Di tempat lain, Al-Qur’an juga menyatakan, “itu hanyalah cobaan dari-Mu; Engkau sesatkan dengannya siapa yang Engkau kehendaki dan Engkau beri petunjuk pula siapa yang Engkau kehendaki”. (Qs. al-A’raf: 155).

Frase ini sebenarnya disitir dalam konteks siksaan berupa guncangan dahsyat yang Allah timpakan kepada sebagian pemimpin Bani Israil. Frase ini dinyatakan sebagai ucapan Musa ‘alaihis salam. Hanya saja, meskipun lahiriahnya mengulang kembali pernyataan Nabi Musa, namun sebagian ulama’ ada yang memotongnya sampai disini dan menangkap kesan seolah-olah di dalamnya Allah telah meletakkan umat manusia pada suatu posisi dimana mereka tidak mungkin lagi menghindarinya, lalu Dia menyiksa dan menghukum mereka atas hal itu. Inilah maksud dari sebait syair yang sangat sering dikutip dalam berbagai kesempatan serupa, yaitu:
أَلْقَاهُ فِي الْيَمِّ مَكْتُوْفًا وَقَالَ * لَهُ إِيَّاكَ إِيَّاكَ أَنْ تَبْتَلَّ بِالْمَاءِ
Artinya: “Dia melemparkannya ke lautan dalam kondisi tangan terikat, dan berkata kepadanya: ‘Jangan sekali-kali kamu terbasahi oleh air!’”

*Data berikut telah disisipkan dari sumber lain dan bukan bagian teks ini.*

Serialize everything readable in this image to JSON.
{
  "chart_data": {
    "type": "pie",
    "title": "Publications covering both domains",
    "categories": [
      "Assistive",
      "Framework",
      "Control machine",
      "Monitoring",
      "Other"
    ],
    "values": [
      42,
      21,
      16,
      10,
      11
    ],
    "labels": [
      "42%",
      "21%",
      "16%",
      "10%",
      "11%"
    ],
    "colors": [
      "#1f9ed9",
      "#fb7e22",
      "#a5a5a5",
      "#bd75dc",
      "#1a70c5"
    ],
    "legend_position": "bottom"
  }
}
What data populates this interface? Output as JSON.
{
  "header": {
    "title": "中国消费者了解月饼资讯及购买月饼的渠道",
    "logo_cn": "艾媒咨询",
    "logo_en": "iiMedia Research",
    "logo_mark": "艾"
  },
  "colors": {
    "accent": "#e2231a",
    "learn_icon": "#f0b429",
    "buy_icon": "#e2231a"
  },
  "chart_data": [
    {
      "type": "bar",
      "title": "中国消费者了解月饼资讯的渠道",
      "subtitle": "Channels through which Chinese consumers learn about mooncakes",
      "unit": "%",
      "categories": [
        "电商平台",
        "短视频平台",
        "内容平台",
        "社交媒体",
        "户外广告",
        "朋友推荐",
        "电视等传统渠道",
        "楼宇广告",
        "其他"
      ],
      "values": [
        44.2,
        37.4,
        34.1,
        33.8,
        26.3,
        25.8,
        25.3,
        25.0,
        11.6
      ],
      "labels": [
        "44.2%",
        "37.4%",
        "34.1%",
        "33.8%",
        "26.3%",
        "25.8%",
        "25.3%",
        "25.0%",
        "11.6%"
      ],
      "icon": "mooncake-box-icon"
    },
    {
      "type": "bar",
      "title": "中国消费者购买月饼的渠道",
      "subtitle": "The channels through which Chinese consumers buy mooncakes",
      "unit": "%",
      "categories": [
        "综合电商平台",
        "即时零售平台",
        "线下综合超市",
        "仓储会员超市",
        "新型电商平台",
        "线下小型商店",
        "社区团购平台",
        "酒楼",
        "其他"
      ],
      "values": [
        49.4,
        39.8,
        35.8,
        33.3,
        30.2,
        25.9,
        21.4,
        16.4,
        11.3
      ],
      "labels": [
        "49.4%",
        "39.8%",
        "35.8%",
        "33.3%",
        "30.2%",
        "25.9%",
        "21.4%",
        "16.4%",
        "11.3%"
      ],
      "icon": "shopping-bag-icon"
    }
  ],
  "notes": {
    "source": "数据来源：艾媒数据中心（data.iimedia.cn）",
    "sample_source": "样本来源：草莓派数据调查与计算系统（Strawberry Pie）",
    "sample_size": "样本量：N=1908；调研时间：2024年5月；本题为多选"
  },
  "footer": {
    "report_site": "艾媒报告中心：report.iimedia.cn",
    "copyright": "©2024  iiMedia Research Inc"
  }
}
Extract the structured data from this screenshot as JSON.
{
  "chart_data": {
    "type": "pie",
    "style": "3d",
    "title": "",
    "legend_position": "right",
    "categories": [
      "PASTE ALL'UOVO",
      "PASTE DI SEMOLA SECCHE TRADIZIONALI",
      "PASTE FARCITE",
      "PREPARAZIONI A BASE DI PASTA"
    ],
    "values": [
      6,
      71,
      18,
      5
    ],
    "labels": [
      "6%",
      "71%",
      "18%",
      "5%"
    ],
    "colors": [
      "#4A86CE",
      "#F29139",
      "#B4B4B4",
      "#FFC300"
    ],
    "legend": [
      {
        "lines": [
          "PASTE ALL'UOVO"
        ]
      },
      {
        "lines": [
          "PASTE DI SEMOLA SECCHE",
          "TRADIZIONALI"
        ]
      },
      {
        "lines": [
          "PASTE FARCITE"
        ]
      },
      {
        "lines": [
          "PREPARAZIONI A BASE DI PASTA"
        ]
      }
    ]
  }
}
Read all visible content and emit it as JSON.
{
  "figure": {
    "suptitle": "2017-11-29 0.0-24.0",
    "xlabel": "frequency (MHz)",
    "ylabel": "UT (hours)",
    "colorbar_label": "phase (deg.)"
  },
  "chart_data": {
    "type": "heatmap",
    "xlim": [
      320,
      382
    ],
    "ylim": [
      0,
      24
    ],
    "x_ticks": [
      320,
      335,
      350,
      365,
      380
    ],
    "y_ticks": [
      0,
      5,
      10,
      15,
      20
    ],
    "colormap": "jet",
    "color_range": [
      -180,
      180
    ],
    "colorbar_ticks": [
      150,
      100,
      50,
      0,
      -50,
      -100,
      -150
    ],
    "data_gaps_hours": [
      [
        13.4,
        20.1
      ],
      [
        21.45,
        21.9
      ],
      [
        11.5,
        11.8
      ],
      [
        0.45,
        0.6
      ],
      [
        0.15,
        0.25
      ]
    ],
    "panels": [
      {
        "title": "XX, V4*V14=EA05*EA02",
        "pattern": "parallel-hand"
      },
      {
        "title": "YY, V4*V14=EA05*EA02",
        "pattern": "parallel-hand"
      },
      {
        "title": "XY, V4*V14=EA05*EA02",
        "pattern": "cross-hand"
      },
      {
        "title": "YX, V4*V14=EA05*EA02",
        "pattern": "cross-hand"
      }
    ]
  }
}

Sebagian kalangan telah terbiasa untuk mengetengahkan kalimat ini dan menjadikannya sebagai landasan (hujjah), bahwasanya Allah telah menetapkan takdir setiap individu sejak zaman Azali, orang per orang, dimana mereka (telah ditetapkan) mendapat hidayah atau tersesat – menurut klaim mereka – tanpa dilatari suatu sebab apapun dari individu-individu itu sendiri. Kami telah memberikan komentar yang senada pada kesempatan-kesempatan terdahulu. Menurut kami, itu sudah lebih dari cukup. Hal ini sekaligus mensucikan Allah dari perbuatan yang sia-sia dan merusak hikmah-Nya sendiri, yakni tatkala Dia menyeru umat manusia dengan perantaraan para Rasul serta menetapkan konsekuensi pahala dan siksa bagi manusia sesuai dengan sikap mereka masing-masing di hadapan seruan-Nya itu, juga sesuai dengan perilaku mereka terhadap Allah maupun sesamanya.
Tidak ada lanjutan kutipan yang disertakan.